Solution: again, we simply build and solve the assignment problem, where the vertices of the left part are the$n$ directions from the first locator, the vertices of the right part are the$n$ directions from the second locator, and the weights of the edges are the distances between the corresponding rays. -
Covering a directed acyclic graph with paths: given a directed acyclic graph, it is required to find the smallest number of paths (if equal, with the smallest total weight) so that each vertex of the graph lies in exactly one path.
The solution is to build the corresponding bipartite graph from the given graph and find the maximum matching of the minimum weight in it. See separate article for more details. -
Tree coloring book. Given a tree in which each vertex, except for leaves, has exactly
$k-1$ children. It is required to choose for each vertex one of the$k$ colors available so that no two adjacent vertices have the same color. In addition, for each vertex and each color, the cost of painting this vertex with this color is known, and it is required to minimize the total cost.
To solve this problem, we use dynamic programming. Namely, let's learn how to calculate the value$d[v][c]$ , where$v$ is the vertex number,$c$ is the color number, and the value$d[v][c]$ itself is the minimum cost needed to color all the vertices in the subtree rooted at$v$ , and the vertex$v$ itself with color$c$ . To calculate such a value$d[v][c]$ , it is necessary to distribute the remaining$k-1$ colors among the children of the vertex$v$ , and for this, it is necessary to build and solve the assignment problem (in which the vertices of the left part are colors, the vertices of the right part are children, and the weights of the edges are the corresponding values of$d$ ).
Thus, each value$d[v][c]$ is calculated using the solution of the assignment problem, which ultimately gives the asymptotic$\mathcal{O}(nk^4)$ . -
If, in the assignment problem, the weights are not on the edges, but on the vertices, and only on the vertices of the same part, then it's not necessary to use the Hungarian algorithm: just sort the vertices by weight and run the usual Kuhn algorithm (for more details, see a separate article).
-
Consider the following special case. Let each vertex of the left part be assigned some number
$\alpha[i]$ , and each vertex of the right part$\beta[j]$ . Let the weight of any edge$(i,j)$ be equal to$\alpha[i]\cdot \beta[j]$ (the numbers$\alpha[i]$ and$\beta[j]$ are known). Solve the assignment problem.
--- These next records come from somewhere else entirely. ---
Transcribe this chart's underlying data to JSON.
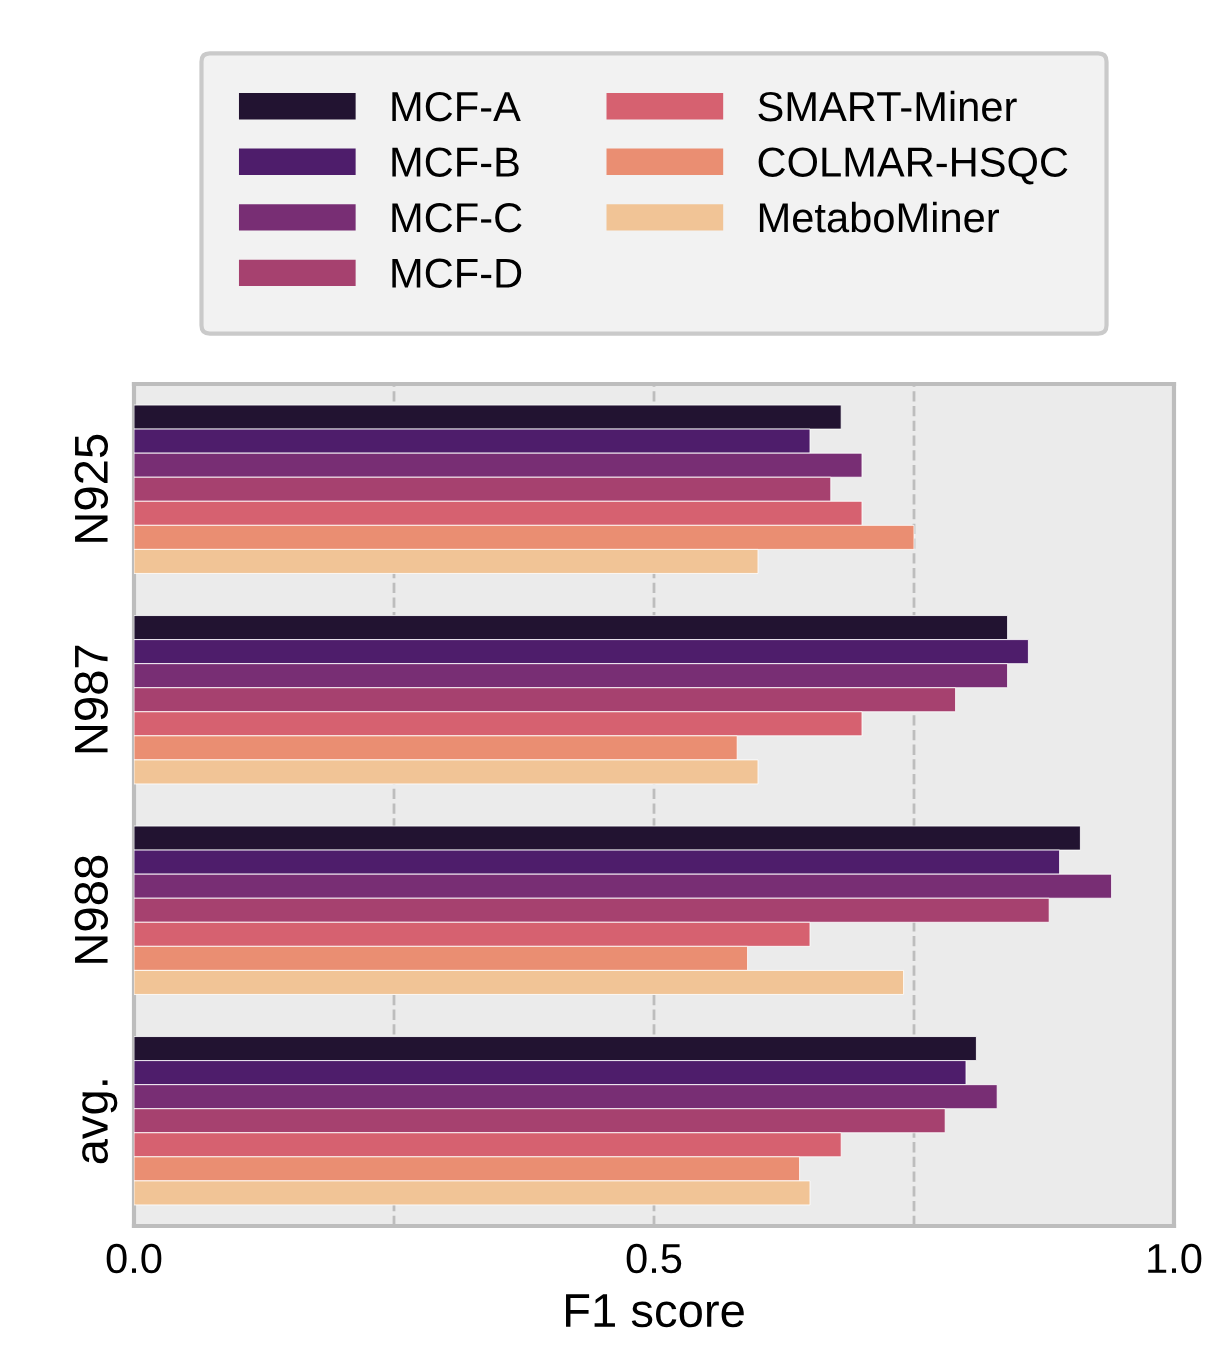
{
  "chart_data": {
    "type": "bar",
    "orientation": "horizontal",
    "xlabel": "F1 score",
    "categories": [
      "N925",
      "N987",
      "N988",
      "avg."
    ],
    "series": [
      {
        "name": "MCF-A",
        "color": "#221331",
        "values": [
          0.68,
          0.84,
          0.91,
          0.81
        ]
      },
      {
        "name": "MCF-B",
        "color": "#4e1d6b",
        "values": [
          0.65,
          0.86,
          0.89,
          0.8
        ]
      },
      {
        "name": "MCF-C",
        "color": "#782e74",
        "values": [
          0.7,
          0.84,
          0.94,
          0.83
        ]
      },
      {
        "name": "MCF-D",
        "color": "#a6416f",
        "values": [
          0.67,
          0.79,
          0.88,
          0.78
        ]
      },
      {
        "name": "SMART-Miner",
        "color": "#d66170",
        "values": [
          0.7,
          0.7,
          0.65,
          0.68
        ]
      },
      {
        "name": "COLMAR-HSQC",
        "color": "#ea8e72",
        "values": [
          0.75,
          0.58,
          0.59,
          0.64
        ]
      },
      {
        "name": "MetaboMiner",
        "color": "#f1c496",
        "values": [
          0.6,
          0.6,
          0.74,
          0.65
        ]
      }
    ],
    "xlim": [
      0,
      1
    ],
    "xticks": [
      {
        "value": 0,
        "label": "0.0"
      },
      {
        "value": 0.25,
        "label": null
      },
      {
        "value": 0.5,
        "label": "0.5"
      },
      {
        "value": 0.75,
        "label": null
      },
      {
        "value": 1,
        "label": "1.0"
      }
    ],
    "grid": "x",
    "legend": "top"
  }
}
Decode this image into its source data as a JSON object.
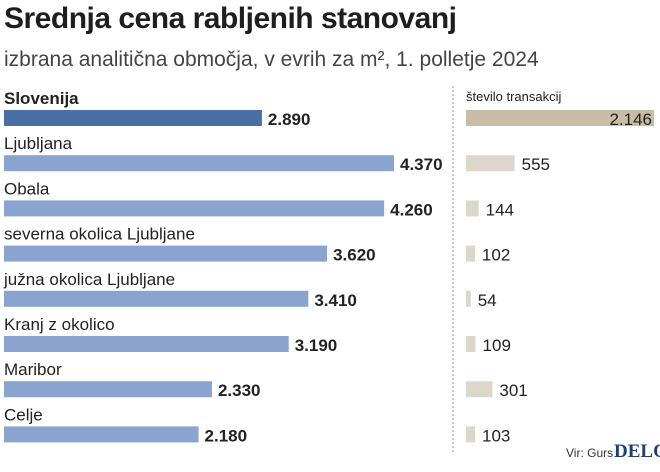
{
  "title": "Srednja cena rabljenih stanovanj",
  "subtitle": "izbrana analitična območja, v evrih za m², 1. polletje 2024",
  "source": "Vir: Gurs",
  "brand": "DELO",
  "colors": {
    "price_bar_highlight": "#4a6fa5",
    "price_bar": "#8ba3cf",
    "count_bar_highlight": "#c9bda8",
    "count_bar": "#ddd6ca",
    "divider": "#999999"
  },
  "chart_data": [
    {
      "type": "bar",
      "orientation": "horizontal",
      "title": "",
      "categories": [
        "Slovenija",
        "Ljubljana",
        "Obala",
        "severna okolica Ljubljane",
        "južna okolica Ljubljane",
        "Kranj z okolico",
        "Maribor",
        "Celje"
      ],
      "values": [
        2890,
        4370,
        4260,
        3620,
        3410,
        3190,
        2330,
        2180
      ],
      "labels": [
        "2.890",
        "4.370",
        "4.260",
        "3.620",
        "3.410",
        "3.190",
        "2.330",
        "2.180"
      ],
      "highlight_index": 0,
      "xlim": [
        0,
        4370
      ]
    },
    {
      "type": "bar",
      "orientation": "horizontal",
      "title": "število transakcij",
      "categories": [
        "Slovenija",
        "Ljubljana",
        "Obala",
        "severna okolica Ljubljane",
        "južna okolica Ljubljane",
        "Kranj z okolico",
        "Maribor",
        "Celje"
      ],
      "values": [
        2146,
        555,
        144,
        102,
        54,
        109,
        301,
        103
      ],
      "labels": [
        "2.146",
        "555",
        "144",
        "102",
        "54",
        "109",
        "301",
        "103"
      ],
      "highlight_index": 0,
      "xlim": [
        0,
        2146
      ]
    }
  ]
}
To solve it without the Hungarian algorithm, we first consider the case when both parts have two vertices. In this case, as you can easily see, it is better to connect the vertices in the reverse order: connect the vertex with the smaller$\alpha[i]$ to the vertex with the larger$\beta[j]$ . This rule can be easily generalized to an arbitrary number of vertices: you need to sort the vertices of the first part in increasing order of$\alpha[i]$ values, the second part in decreasing order of$\beta[j]$ values, and connect the vertices in pairs in that order. Thus, we obtain a solution with complexity of$\mathcal{O}(n\log n)$ . -
The Problem of Potentials. Given a matrix
$A[1 \ldots n][1 \ldots m]$ , it is required to find two arrays$u[1 \ldots n]$ and$v[1 \ldots m]$ such that, for any$i$ and$j$ ,$u[i] + v[j] \leq a[i][j]$ and the sum of elements of arrays$u$ and$v$ is maximum.
Knowing the Hungarian algorithm, the solution to this problem will not be difficult: the Hungarian algorithm just finds such a potential$u, v$ that satisfies the condition of the problem. On the other hand, without knowledge of the Hungarian algorithm, it seems almost impossible to solve such a problem.!!! info "Remark"
This task is also called the **dual problem** of the assignment problem: minimizing the total cost of the assignment is equivalent to maximizing the sum of the potentials.